サークルAの起源を特定することの重要性は、どこで誰が考案したのかを正確に明らかにする点にはない。むしろ、その意味を限定する点にあり、これがその異常なまでの流布を説明してくれる。また、全く不当に起源を主張しようとしているのでもない。サークルAは確かに1964年4月に紹介・提案されたが、世界中の何千ものアナキストによる集団的活動を通じて初めてシンボルとしての重要性を獲得したからだ。アナキスト達は、サークルAを壁・旗・横断幕・出版物、さらにはタトゥーなど様々なメディアに採用し、取り入れた。その結果、サークルAはほぼ間違いなく世界で最も普及した政治的シンボルになり、前例がないほど明快にアナキズムを象徴するようになった。

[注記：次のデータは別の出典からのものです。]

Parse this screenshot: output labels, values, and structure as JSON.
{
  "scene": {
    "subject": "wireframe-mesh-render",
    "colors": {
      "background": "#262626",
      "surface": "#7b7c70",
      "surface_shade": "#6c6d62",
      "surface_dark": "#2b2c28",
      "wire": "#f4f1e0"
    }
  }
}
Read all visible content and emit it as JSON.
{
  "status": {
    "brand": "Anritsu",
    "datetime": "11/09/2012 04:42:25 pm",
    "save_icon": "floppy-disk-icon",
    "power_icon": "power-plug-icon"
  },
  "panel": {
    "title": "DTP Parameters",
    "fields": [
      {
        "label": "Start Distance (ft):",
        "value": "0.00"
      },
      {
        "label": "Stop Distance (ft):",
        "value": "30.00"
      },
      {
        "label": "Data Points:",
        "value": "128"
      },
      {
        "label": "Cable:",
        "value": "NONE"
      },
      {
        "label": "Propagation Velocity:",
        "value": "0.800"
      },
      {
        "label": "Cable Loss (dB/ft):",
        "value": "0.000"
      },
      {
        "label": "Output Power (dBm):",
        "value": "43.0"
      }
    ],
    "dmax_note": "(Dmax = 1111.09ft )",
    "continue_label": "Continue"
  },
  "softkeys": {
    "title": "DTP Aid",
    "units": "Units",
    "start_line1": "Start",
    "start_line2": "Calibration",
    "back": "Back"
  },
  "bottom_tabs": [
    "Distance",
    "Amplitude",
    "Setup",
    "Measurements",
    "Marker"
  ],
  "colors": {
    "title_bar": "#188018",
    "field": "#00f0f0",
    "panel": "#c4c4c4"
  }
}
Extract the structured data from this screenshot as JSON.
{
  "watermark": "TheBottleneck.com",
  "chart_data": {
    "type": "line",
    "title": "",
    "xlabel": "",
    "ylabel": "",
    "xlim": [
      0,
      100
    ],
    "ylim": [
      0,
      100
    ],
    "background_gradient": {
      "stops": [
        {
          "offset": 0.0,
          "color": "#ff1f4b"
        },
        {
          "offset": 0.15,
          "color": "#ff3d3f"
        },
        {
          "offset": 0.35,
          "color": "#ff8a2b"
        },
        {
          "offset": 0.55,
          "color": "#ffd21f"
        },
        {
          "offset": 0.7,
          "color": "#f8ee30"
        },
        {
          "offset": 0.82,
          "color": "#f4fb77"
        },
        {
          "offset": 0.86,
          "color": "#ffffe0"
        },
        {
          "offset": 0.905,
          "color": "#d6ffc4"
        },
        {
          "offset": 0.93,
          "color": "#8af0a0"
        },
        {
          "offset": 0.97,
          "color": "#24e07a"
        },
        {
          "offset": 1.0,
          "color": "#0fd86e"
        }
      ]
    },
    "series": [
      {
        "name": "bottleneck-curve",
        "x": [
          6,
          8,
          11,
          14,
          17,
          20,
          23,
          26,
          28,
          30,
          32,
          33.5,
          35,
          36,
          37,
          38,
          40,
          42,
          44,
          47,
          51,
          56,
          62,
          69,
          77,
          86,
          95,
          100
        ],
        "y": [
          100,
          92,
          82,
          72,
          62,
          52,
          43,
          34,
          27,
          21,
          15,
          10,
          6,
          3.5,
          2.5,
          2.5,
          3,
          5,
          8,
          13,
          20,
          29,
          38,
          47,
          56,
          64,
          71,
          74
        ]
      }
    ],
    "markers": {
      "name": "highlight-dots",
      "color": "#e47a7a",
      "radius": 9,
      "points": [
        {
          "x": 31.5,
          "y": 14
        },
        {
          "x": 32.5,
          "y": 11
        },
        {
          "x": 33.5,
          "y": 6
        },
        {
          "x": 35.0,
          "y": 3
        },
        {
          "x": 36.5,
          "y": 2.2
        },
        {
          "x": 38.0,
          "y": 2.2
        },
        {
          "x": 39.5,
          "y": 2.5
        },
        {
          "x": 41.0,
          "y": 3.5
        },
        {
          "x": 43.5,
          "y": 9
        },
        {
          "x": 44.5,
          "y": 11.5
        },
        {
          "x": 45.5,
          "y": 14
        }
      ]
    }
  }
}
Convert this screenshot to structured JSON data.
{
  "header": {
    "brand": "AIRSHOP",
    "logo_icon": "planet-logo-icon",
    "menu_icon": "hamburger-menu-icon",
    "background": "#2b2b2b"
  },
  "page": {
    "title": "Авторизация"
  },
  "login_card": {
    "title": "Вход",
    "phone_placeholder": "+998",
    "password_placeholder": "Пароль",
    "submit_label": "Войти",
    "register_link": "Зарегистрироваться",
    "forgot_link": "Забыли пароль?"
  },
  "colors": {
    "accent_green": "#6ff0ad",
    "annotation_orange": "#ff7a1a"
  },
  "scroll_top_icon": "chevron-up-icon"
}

このシンボルは紛れもなく大規模な集団活動の結果だが、シンボルになる前の創造過程も集団的だった。特定の人物(編註:著者、トマース゠イバニェス)がこの提案、つまり、簡単で描きやすいシンボルを作るというアイディアを出した。特定のアナキスト゠グループや組織との繋がりがなく、アナキズム運動のあらゆるグラフィック表現に存在してアナキズムの認知度を高められるシンボルである。広範な議論の結果、パリの青年リバータリアン゠グループ内でこの提案は受け入れられた。だから、集団的取り組みの結果だったと言える。同様に、最適なデザインの探求と最終選考も共同作業だった。そして、ステンシルに描くのは一人だけだったが、仲間のアパートで丁寧にガリ版刷りの会報を作るのも、それを配布するのも集団的活動であり続けていた。